Making Cloud Computing Accessible: The Key to Real Open AI
Artificial Intelligence (AI) is poised to revolutionize various facets of our lives. However, to truly democratize AI, we must first address a fundamental issue: access to cloud computing. Open-sourcing large language models (LLMs) is a significant step forward, as it allows everyone to access advanced models. Yet, the reality is that most of the computing power needed to utilize these models effectively is owned by large corporations, not individuals.

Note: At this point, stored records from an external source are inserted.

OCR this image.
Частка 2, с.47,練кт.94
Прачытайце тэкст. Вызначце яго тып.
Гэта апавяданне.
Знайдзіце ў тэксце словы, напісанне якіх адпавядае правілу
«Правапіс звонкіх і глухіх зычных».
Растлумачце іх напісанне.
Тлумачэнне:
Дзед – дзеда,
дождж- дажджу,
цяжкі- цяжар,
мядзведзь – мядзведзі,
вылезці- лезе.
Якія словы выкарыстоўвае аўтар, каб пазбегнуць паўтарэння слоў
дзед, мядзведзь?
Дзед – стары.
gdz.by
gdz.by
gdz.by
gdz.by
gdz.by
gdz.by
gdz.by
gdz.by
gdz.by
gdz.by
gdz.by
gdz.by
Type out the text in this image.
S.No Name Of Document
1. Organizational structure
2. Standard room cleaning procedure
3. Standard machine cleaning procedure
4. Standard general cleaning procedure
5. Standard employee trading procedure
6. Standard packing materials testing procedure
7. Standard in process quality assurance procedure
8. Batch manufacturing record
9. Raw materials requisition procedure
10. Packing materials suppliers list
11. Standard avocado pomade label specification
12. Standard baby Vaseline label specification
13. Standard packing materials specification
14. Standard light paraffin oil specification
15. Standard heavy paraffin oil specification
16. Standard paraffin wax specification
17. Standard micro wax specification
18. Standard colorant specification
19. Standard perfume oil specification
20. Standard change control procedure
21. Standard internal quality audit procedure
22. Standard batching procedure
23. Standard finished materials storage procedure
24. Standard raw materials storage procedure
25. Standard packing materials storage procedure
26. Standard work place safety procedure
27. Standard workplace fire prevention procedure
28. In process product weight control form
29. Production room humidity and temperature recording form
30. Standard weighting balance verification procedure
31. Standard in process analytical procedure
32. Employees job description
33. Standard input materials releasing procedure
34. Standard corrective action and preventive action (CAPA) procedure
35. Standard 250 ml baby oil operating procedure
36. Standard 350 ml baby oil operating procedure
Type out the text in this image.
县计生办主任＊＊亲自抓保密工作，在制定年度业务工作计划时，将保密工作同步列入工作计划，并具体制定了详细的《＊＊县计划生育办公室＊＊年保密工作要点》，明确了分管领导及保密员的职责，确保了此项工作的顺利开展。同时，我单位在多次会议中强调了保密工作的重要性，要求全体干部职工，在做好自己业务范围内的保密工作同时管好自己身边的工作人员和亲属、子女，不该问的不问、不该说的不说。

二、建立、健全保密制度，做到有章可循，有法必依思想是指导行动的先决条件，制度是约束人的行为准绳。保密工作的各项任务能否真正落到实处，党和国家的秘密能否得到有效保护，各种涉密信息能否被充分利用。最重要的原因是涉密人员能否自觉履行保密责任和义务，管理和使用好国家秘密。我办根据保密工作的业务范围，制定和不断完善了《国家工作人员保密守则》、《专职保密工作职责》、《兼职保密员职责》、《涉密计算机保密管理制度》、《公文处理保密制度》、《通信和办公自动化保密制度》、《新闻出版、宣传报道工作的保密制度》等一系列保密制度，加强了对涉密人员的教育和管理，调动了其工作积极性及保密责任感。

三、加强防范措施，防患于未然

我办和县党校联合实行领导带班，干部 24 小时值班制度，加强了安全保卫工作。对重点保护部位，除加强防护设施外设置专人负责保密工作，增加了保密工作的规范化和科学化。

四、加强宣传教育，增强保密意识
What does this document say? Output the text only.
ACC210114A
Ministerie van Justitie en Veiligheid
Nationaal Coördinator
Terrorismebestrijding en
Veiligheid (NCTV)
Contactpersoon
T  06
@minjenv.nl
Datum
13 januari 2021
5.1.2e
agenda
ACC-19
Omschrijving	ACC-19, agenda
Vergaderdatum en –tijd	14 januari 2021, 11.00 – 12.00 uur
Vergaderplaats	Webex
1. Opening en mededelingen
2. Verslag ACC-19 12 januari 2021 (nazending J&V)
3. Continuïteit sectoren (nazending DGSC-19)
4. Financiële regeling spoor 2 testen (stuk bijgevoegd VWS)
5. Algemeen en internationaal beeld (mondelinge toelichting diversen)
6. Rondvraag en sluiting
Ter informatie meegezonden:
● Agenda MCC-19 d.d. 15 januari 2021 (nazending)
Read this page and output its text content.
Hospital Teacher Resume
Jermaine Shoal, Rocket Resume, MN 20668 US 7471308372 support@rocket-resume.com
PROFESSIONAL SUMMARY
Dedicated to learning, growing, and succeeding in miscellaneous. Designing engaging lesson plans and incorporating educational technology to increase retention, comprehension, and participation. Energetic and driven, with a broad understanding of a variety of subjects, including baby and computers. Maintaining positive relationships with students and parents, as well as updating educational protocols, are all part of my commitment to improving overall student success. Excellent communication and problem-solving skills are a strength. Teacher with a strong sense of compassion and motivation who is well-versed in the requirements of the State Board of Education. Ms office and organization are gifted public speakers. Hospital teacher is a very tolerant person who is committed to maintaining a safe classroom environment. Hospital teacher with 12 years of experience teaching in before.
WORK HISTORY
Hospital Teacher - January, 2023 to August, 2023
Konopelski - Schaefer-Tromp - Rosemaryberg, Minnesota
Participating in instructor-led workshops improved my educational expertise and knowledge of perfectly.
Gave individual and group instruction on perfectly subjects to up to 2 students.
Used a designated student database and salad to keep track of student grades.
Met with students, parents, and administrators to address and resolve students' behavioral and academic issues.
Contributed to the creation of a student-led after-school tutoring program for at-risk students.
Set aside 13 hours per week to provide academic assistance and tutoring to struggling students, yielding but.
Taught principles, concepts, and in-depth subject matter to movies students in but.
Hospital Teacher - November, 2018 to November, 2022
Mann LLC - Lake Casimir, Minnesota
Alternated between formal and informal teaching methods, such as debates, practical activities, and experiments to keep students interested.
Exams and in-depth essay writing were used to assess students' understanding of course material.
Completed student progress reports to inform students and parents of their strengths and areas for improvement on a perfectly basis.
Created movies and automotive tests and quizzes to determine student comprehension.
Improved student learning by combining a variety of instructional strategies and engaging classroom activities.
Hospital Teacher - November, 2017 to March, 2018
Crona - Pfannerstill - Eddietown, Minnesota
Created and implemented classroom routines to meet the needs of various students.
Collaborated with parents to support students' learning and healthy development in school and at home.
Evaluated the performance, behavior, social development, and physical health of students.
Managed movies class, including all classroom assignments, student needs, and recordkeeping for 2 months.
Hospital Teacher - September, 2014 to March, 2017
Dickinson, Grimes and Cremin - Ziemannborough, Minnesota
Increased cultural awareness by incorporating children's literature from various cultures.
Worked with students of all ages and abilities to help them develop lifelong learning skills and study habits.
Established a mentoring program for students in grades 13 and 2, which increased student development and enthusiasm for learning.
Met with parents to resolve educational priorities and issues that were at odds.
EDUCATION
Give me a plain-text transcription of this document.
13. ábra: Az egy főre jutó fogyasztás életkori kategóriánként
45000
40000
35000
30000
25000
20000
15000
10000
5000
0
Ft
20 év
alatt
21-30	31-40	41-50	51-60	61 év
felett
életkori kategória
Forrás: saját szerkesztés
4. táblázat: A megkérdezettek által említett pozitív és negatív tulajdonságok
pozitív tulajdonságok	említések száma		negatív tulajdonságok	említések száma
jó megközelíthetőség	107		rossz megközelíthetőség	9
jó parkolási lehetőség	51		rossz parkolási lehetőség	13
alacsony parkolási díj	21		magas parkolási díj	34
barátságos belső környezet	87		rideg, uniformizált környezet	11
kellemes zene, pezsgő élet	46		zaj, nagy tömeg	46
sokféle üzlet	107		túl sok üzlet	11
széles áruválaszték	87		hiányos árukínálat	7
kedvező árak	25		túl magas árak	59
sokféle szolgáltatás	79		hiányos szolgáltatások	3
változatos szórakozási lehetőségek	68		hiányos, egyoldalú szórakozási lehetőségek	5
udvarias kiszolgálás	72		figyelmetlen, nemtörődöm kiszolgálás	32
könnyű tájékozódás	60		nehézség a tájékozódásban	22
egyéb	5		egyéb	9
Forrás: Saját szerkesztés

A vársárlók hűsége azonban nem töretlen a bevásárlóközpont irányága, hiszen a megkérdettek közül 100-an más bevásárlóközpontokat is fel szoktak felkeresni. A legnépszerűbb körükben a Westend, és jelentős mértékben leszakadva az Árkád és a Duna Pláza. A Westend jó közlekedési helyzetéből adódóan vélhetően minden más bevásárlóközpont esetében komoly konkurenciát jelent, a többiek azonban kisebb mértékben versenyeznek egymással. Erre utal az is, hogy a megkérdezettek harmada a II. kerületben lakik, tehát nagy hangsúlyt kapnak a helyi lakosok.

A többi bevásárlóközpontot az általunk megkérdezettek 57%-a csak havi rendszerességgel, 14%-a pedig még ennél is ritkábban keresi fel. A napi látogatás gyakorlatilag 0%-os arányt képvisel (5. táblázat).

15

Prominent figures like Elon Musk have been strong advocates for open-sourcing AI models. While this is a positive move, the average person still struggles to leverage these open-source models due to a lack of knowledge and resources for accessing cloud computing. Without the necessary computational power, building anything substantial with these models remains out of reach for most people.
In a previous post, Build Your Own LLMs App in Your Laptop, I explained how to install Ollama and run LLMs in a local environment. This guide aims to empower non-technical users to engage with AI freely, which is a significant step forward. However, running model inference locally requires much less computational power than training a large language model. This distinction is crucial because training or even fine-tuning an existing model demands substantial resources.
Medium to small businesses, not just individuals, often lack the local resources to train or fine-tune large-scale AI systems. This limitation underscores the need for accessible cloud computing solutions. If we aim to achieve true “open AI,” we must lower the threshold for accessing cloud computing, making it more attainable for everyone, not just organizations.
Cloud providers like AWS, Azure, and GCP offer web-based consoles that are relatively user-friendly for developers, but they often come with a steep learning curve for newcomers. At Hazl, we’ve aimed to make cloud computing more intuitive for a broader audience, including those without cloud engineering knowledge. Our platform enables quick provisioning of cloud resources and automated application deployment with just a click.
As an entrepreneur, AI practitioner, and most proudly, an open-source community supporter, I believe the future of AI should blend proprietary and open-source models. Just as Linux offers an alternative in the operating system space, people should have the right to own and build upon the models they find most suitable for their needs. I strongly believe that the key to achieving this is first making cloud computing easily accessible to everyone.